Fig. 8 shows a third embodiment of the invention, which differs from the first embodiment in that the third electrode 4 is applied to the outer surface of the insulator 3 and the dielectric 5 consists of cylindrical sintered ceramic, which is adapted to the outer circumference of the insulator 3 and is sealed thereto by an adhesive 12, while the remaining structure corresponds essentially to the first embodiment. Since the production of the dielectric 5 by coating limits its wall thickness, this embodiment can increase the wall thickness and thereby the insulation resistance between the third electrode 4 and the housing 6 compared to the first embodiment.

Fig. 10 shows a fourth embodiment of the invention, which differs from the first embodiment in that the front end of the center electrode 1 does not protrude beyond the front end of the insulator 3.

In this embodiment, a stronger ionizing effect can be expected by arranging the main spark gap S₁ and the auxiliary spark gap S₂ at a short distance from each other.
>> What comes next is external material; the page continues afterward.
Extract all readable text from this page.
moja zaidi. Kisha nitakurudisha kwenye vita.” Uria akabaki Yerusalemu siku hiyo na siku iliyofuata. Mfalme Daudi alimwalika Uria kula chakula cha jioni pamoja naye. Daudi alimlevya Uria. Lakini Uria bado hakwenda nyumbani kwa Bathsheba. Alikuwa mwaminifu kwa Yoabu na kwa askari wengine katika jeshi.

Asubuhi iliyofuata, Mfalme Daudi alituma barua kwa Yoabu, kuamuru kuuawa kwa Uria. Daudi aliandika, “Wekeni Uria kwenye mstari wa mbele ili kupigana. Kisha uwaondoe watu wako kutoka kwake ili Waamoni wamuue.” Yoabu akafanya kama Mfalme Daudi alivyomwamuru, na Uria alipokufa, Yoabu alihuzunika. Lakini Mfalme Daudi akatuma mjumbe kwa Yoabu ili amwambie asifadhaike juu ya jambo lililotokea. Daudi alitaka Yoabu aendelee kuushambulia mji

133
While in each of these embodiments the auxiliary spark gap S₂ is a surface creepage path, the auxiliary spark gap S₂ may be either a space path or a surface creepage path with additional space path, provided that the discharge begins at a lower voltage than at the normal spark gap S₁.

Claims (9)

1. Spark plug for internal combustion engines, which a center electrode (1), an insulator (3) which coaxially encloses the center electrode (1), a metal housing (6) which coaxially encloses the insulator (3), a ground electrode (2) protruding from the front end of the housing beyond a front end of the center electrode (1) opposite thereto to form a spark gap (S₁) between the ground electrode and the front end of the center electrode (1), and a third electrode (4) which is attached to the insulator (3) to form an auxiliary spark gap (S₂) between it and the center electrode (1) and which is connected to the housing (6) by a capacitive component, characterized in that the center electrode (4) is formed as a thin film which is applied around the outer peripheral surface of the insulator (3), and a gap is formed between an inner surface of the housing (6) and the third electrode (4) such that that the gap is open towards the front of the front end of the central electrode (1). 2. Spark plug according to claim 1, characterized in that the third electrode (4) is applied around the outer peripheral surface of the insulator (3) and the front end of the central electrode (1) protrudes axially from the insulator (3) and the front end of the central electrode (1) protrudes axially beyond the front end of the third electrode (4). 3. Spark plug according to claim 1, characterized in that the auxiliary spark gap (S₂) is a surface creepage path . 4. Spark plug according to claim 3, characterized in that the third electrode (4) consists of an electrically conductive material which is introduced into a part of the surface of the insulator (3). 5. Spark plug according to claim 1, characterized in that the capacitive component is formed by electrically conductive material. 6. Spark plug according to claim 4, characterized in that the electrically conductive material consists of a thin metal film. 7. Spark plug according to claim 5, characterized in that the electrically conductive material is coated with a dielectric material. 8. Spark plug according to claim 3, characterized in that the surface creepage distance is formed on a semiconductor. 9. Spark plug according to claim 1, characterized in that the third electrode (4) consists of a thin semiconductor ceramic thin film formed on the surface of the insulator (3).